Ao mesmo tempo, como nós mesmos selecionamos os dados ausentes, podemos gerar casos com base na prioridade. Por exemplo, se sabemos que um texto curto é usado em um botão com mais frequência do que um texto médio, vale a pena checá-lo com mais frequência.



No exemplo acima, você também pode prestar atenção aos casos "descartados" - casos em que algum parâmetro não é verificado de forma alguma, embora esteja presente na tabela. Neste caso, button.color.style: secondarynão será verificado a aparência, pois não importa o estilo do botão desativado.

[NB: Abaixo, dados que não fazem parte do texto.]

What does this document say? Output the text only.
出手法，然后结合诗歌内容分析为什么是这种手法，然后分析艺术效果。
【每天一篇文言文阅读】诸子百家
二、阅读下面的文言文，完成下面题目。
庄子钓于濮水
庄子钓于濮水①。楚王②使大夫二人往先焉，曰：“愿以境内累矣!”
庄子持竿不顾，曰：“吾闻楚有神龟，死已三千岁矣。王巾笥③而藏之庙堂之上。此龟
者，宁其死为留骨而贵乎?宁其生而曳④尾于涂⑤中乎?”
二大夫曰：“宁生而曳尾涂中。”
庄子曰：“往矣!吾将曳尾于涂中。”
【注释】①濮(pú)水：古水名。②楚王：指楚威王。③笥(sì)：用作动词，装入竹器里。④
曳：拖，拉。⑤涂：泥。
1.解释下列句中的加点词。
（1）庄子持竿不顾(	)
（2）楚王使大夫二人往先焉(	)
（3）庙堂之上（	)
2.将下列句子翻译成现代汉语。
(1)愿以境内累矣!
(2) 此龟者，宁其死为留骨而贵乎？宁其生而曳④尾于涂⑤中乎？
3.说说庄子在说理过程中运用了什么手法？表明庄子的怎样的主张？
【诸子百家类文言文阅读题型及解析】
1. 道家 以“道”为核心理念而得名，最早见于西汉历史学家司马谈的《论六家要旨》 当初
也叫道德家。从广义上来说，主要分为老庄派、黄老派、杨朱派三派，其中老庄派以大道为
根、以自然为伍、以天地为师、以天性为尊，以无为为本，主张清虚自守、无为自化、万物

Para evitar que os casos "descartados" levassem a bugs, costumávamos analisar os conjuntos de valores resultantes. A análise foi realizada uma vez ao gerar os casos de teste, e todos os casos “descartados” foram adicionados manualmente ao caso de teste final. Essa solução para o problema é um tanto desajeitada, mas barata (a menos, é claro, que você raramente altere a configuração dos objetos testados).



Uma solução mais geral é dividir todos os valores em dois grupos:



  1. valores inseguros (aqueles que podem levar à “perda” de processos);
  2. seguro (que não pode levar à "queda").


Cada valor inseguro é verificado em seu próprio caso de teste, você pode enriquecer o caso com quaisquer dados seguros. Para valores seguros, uma tabela é compilada de acordo com as instruções acima.



Etapa 3. Esclarecendo os valores



Agora, tudo o que resta é gerar valores concretos em vez de classes de equivalência.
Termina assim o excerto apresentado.